Nearly 100 Drug-Resistant Bacteria Found

Deep in the bowels of a pristine New Mexico cave, microbiologists have discovered nearly a hundred types of bacteria that can fight off modern antibiotic drugs.

The bacteria coat the walls of the Lechuguilla cave system on rock faces some 1,600 feet (487 meters) below Earth’s surface. Until recently, the microscopic life-forms had encountered neither humans nor modern antibiotics.

That’s because a thick dome of rock isolated the cave between four and seven million years ago. Any water that trickles through takes roughly ten thousand years to reach the cave’s depths—which means the subterranean life has existed entirely in the absence of modern medicine.

While not infectious to humans, the cave bacteria can resist multiple classes of antibiotics, including new synthetic drugs. The discovery serves as an intriguing lead in the quest to understand how drug-resistant diseases emerge.

“Clinical microbiologists have been perplexed for the longest time. When you bring a new antibiotic into the hospital, resistance inevitably appears shortly thereafter, within months to years,” said study leader Gerry Wright, a chemical biologist at McMaster University in Ontario.

“It’s still a big question: Where is this coming from?” Wright said. “Almost no one thought to look at other bacteria, the ones that don’t necessarily cause disease.”

The U.S. National Park Service strictly limits entry to the cave, but since 2008 the agency has allowed geomicrobiologist Hazel Barton of Northern Kentucky University and her team into the cavern to sample its microbial life.

“Hazel sampled sites clearly not touched by humans before. Because it’s so pristine, you can see where people—all of the people—have walked,” Wright said. “It’s a serious stretch of the imagination to think any of the sites sampled have seen significant impact by anything from the surface.”

Barton scraped off and bagged samples of biofilms—thick mats of bacteria—growing on the cave walls and delivered them to Wright’s laboratory, where his team spent three years probing the samples for any signs of antibiotic resistance.
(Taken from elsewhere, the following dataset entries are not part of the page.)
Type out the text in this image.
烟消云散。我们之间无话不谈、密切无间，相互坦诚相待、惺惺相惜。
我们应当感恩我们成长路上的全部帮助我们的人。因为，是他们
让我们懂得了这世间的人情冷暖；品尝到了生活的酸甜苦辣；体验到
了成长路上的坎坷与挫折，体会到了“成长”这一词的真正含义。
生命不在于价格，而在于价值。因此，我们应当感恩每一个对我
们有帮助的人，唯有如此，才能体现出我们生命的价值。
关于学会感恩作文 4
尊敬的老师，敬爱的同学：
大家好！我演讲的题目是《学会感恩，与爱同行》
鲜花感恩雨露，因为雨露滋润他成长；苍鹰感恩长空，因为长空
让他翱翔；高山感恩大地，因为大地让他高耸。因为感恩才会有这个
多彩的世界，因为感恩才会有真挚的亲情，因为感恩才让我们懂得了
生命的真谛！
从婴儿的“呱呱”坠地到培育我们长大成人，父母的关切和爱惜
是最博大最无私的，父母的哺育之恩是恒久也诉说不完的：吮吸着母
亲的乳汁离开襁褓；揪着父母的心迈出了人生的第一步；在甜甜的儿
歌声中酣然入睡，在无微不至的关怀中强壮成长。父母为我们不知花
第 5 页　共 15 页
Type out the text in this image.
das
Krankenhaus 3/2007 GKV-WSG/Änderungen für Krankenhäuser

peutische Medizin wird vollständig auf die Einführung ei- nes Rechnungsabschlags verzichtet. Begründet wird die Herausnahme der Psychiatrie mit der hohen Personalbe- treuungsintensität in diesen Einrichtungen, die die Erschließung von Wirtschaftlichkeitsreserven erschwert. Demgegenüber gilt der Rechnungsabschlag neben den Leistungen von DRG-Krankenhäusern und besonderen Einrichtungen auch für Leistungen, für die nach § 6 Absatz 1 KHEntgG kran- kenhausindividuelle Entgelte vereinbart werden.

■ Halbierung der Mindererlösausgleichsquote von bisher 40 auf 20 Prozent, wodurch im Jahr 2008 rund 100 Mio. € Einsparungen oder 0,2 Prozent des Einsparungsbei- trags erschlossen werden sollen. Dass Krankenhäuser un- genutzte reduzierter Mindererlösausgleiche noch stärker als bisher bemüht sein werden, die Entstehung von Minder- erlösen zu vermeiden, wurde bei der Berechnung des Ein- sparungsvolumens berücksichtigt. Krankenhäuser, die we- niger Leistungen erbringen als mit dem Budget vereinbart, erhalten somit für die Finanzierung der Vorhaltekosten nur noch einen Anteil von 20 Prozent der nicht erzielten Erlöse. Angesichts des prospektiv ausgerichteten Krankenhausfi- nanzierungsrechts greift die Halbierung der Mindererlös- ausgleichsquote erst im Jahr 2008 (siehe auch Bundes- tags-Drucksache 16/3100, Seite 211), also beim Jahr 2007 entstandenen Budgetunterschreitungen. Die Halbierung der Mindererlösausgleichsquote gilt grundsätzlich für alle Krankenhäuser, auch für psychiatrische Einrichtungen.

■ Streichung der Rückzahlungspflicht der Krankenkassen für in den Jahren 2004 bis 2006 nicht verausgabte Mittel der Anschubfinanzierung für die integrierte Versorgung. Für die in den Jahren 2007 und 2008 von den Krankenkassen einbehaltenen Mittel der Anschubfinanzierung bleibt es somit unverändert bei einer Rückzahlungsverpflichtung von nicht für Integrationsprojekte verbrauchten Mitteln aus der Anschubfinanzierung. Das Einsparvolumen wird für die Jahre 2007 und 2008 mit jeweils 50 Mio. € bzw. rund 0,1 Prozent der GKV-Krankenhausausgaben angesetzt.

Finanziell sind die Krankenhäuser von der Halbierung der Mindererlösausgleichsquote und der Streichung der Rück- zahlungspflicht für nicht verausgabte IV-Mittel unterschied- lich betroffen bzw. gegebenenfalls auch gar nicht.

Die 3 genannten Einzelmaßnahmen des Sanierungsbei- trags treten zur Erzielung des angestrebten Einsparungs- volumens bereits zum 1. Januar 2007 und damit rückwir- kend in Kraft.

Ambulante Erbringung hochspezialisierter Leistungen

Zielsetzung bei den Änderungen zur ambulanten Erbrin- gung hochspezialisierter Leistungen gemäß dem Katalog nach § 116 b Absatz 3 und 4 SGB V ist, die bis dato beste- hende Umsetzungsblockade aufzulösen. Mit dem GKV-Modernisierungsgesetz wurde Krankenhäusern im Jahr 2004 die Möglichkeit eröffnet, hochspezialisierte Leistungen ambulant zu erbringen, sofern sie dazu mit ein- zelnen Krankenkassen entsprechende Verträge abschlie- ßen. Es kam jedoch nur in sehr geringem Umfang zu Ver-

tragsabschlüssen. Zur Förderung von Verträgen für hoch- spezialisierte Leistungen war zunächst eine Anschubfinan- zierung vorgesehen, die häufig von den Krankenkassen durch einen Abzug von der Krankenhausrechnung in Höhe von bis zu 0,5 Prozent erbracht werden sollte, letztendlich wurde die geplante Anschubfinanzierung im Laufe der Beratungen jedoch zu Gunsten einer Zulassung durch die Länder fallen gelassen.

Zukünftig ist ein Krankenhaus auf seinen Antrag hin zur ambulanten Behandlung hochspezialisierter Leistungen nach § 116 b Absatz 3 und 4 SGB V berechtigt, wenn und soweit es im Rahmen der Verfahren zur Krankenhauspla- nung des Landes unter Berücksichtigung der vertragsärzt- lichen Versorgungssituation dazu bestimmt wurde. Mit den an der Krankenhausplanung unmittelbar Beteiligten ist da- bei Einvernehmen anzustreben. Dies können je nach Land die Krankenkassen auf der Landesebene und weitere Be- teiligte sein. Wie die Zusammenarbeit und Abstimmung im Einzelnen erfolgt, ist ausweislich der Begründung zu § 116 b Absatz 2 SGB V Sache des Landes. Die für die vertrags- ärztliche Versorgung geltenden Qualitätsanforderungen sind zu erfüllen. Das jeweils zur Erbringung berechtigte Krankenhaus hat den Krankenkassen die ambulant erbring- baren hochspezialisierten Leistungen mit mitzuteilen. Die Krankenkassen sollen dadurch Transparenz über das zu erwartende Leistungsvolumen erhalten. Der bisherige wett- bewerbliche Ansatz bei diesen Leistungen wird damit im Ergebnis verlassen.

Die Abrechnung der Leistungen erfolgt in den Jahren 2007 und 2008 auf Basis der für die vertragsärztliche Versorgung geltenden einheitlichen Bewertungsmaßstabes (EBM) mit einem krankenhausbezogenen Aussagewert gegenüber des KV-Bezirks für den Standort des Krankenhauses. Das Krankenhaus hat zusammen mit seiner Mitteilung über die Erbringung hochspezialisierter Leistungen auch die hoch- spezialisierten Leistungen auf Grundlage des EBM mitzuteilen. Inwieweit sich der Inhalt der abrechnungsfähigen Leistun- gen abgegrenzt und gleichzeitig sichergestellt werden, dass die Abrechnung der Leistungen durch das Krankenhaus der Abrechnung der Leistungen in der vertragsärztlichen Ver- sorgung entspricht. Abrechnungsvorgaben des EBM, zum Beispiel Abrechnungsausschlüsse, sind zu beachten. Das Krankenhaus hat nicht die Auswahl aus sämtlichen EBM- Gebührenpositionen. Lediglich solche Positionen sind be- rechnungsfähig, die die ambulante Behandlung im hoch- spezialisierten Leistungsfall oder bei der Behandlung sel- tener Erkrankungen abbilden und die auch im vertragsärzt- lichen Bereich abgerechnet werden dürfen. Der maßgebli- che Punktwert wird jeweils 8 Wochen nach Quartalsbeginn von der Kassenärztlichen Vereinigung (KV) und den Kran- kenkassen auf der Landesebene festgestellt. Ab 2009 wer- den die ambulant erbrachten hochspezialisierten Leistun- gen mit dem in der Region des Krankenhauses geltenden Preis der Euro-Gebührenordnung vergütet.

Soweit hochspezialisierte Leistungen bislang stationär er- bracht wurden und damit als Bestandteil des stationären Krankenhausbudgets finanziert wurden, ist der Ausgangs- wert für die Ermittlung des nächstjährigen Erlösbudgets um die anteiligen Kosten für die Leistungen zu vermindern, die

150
Disease-causing bacteria have grown increasingly resistant to many of the dozens of classes of antibiotics used to fight them. Such strains, often calledsuperbugs, can immobilize, chew up, or block natural and synthetic antibiotic compounds.

Superbugs almost always appear in hospitals and on animal farms, where antibiotic use is prevalent. In these environments, intense evolutionary pressure pushes microbes to quickly develop resistance to multiple drugs.

But how this happens is a frustrating problem, Wright said, considering that studies suggest the preponderance of antibiotic-fighting genes should have taken thousands or millions of years to emerge.